On Fri, Jul 20, 2018 at 2:24 PM, Yannick Barbeaux <ybarbeaux at gmail.com> wrote:
> Thank you Anthony.
> How do you fill the log file? With iptables? Could you give me an example ?
> (I guess you use the limit and burst options to avoid geting huge log
> files?)
>
>
> On 20 July 2018 at 14:46, Anthony Griffiths <neuronetv at gmail.com> wrote:
>
>> On Fri, Jul 20, 2018 at 11:55 AM, yannickb <ybarbeaux+ffmpeg at gmail.com>
>> wrote:
>>
>> > Hi,
>> >
>> > I am trying to build a *headless encoder* that would *autostart*
>> streaming
>> > with *ffmpeg* as soon as it receives a stream on a given port (let's say
>> a
>> > MPEG-TS stream on UDP/3000) and output it to a blackmagic SDI output.
>> > I don't mind if some packets are lost before ffmpeg is triggered.
>> > I would also like ffmpeg to stop when the stream ends.
>> >
>> > I have thought about various possibilities:
>> >
>> > 1- Using *port-knocking* (knockd) to trigger ffmpeg when the right ports
>> > combination is detected. The problem is that the devices that generates
>> the
>> > incoming stream are hardware encoders so they cannot knock pre-defined
>> > ports
>> > before sending traffic. One solution could be to use the trigger
>> > sequence=3000:udp,3000:udp,3000:udp
>> > That could work but how would it stop ffmpeg automatically?
>> >
>> > 2- *Monitor syslog* and detect iptables log on the given port (like
>> > fail2ban)
>> >
>> > In both cases, my log files might get huge if all my UDP streaming
>> traffic
>> > is logged, I might play with the iptables burst option to limit logging.
>> >
>> > 3- I was suggested to use *xinetd* (formerly inetd), the super-server
>> that
>> > can launch services when traffic is detected on given port.
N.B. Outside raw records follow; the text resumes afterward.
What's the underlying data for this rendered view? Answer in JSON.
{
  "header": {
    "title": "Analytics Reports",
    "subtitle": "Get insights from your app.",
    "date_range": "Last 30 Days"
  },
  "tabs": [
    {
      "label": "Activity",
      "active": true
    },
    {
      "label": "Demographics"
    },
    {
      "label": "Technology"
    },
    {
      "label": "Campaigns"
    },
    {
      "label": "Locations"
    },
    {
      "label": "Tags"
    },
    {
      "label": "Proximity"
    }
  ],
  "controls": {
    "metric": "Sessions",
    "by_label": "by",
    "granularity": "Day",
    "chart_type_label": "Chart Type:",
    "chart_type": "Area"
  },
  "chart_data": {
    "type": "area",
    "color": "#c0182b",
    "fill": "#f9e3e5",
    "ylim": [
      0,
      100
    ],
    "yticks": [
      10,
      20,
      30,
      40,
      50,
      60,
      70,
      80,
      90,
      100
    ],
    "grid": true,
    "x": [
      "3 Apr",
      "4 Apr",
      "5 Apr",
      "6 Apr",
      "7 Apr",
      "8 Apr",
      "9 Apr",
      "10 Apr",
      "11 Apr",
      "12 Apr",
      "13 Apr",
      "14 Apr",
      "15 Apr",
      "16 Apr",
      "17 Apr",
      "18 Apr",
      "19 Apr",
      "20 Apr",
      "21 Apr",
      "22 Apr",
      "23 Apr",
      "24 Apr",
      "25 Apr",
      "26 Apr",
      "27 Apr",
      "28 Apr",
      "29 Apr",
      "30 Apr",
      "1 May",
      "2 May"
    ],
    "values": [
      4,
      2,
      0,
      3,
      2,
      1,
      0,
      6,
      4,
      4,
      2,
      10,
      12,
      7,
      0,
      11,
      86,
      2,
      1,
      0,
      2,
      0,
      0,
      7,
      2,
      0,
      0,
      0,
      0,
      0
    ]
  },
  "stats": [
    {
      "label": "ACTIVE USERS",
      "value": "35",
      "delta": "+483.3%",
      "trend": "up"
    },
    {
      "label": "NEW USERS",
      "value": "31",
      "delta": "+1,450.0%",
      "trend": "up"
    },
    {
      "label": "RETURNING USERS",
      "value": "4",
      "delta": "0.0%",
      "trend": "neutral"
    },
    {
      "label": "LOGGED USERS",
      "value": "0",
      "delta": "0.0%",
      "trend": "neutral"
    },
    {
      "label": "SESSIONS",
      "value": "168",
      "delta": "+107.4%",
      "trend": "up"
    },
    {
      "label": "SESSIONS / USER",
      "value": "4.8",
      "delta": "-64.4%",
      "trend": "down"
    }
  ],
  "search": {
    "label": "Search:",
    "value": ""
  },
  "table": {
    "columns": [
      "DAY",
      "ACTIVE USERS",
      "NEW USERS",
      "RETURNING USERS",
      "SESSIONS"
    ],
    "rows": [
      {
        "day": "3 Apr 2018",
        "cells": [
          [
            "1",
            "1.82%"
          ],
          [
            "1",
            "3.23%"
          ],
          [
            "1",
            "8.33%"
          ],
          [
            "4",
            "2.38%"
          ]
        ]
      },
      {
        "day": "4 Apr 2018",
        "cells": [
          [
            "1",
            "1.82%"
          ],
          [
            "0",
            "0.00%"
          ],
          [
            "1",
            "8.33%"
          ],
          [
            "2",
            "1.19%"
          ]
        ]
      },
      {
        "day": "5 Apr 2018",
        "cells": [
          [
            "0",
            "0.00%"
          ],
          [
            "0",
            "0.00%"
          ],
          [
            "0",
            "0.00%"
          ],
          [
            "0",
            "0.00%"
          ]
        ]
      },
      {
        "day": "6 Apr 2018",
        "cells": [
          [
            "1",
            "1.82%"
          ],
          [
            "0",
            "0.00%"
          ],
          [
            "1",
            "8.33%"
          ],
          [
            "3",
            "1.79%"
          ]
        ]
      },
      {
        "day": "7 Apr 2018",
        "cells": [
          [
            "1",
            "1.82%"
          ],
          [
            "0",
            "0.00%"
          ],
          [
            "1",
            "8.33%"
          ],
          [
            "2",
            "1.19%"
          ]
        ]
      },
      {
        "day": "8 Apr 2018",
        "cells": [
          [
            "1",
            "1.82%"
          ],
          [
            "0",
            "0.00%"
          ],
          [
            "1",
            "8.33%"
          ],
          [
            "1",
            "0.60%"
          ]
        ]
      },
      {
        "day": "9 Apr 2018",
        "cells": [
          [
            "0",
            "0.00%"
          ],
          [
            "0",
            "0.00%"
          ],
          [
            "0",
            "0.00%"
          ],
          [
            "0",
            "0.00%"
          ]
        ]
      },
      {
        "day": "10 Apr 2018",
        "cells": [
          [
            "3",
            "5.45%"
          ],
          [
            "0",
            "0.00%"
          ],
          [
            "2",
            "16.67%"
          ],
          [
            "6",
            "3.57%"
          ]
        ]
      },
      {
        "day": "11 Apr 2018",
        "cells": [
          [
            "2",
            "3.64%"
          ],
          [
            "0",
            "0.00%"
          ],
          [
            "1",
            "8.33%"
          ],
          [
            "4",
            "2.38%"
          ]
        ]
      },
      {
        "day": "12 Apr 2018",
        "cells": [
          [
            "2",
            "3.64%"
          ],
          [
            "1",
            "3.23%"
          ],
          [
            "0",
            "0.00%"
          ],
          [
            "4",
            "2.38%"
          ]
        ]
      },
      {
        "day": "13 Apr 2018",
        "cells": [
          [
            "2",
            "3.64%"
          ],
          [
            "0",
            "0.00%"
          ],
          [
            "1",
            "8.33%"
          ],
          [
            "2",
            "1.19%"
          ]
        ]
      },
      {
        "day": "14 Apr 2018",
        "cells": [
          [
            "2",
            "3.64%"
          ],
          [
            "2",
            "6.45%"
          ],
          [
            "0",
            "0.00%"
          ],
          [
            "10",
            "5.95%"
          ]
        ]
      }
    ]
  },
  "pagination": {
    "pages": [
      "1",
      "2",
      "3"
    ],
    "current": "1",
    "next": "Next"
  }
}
At first, it
>> > seems like the perfect solution and it almost worked.
>> > In this configuration, the port is in use by the xinetd daemon so ffmpeg
>> > cannot use it as an input directly :
>> > /ffmpeg -i udp://localhost:3000 (...)
>> > -> [udp @ 0x1de60a0] bind failed: Address already in use
>> > udp://localhost:3000: Input/output error/
>> >
>> > indeed, /netstat -naptu/ returns:
>> > / udp 0 0 0.0.0.0:3000 0.0.0.0:*  xinetd/
>> >
>> > After some research, I found out that xinetd redirects the captured
>> traffic
>> > to stdout. So, the script launched by xinetd must look like :
>> > /cat - | /usr/local/bin/ffmpeg -re -i pipe:0 (...)/
>> >
>> > it almost works but the image is garbled and ffmpeg outputs many errors
>> > (error while decoding MB 67 26, bytestream -6, PES packet size mismatch,
>> co
>> > located POCs unavailable, Invalid data found when processing input, ...)
>> >
>> > I'm sure the UDP stream itself is not the problem : when I stop xinetd
>> and
>> > launch ffmpeg manually it works perfectly:
>> >  /ffmpeg -i udp://localhost:3000?fifo_size=1000000 -muxdelay 30
>> > -muxpreload
>> > 30 -maxrate 4096 -bufsize 10000k -pix_fmt uyvy422 -s 720x576 -r
>> 25000/1000
>> > -c:a pcm_s16le -ar 48000 -ac 2 -f decklink 'DeckLink SDI 4K'/
>> > So I guess the xinetd pipe must be the problem. Does the pipe with ffmpeg
>> > needs a kind of rate control or something like that? Anyone has ever
>> tried
>> > that?
>> >
>> > Any other clue or solution would be really appreciated.
>> >
>> > Thank you
>> > _______________________________________________
>> >
>>
>> this can be achieved using monit. Monit's job is to watch a log file and it
>> can trigger a command when it sees a particular string in the log. I use
>> monit to restart a live ffmpeg stream whenever it goes down.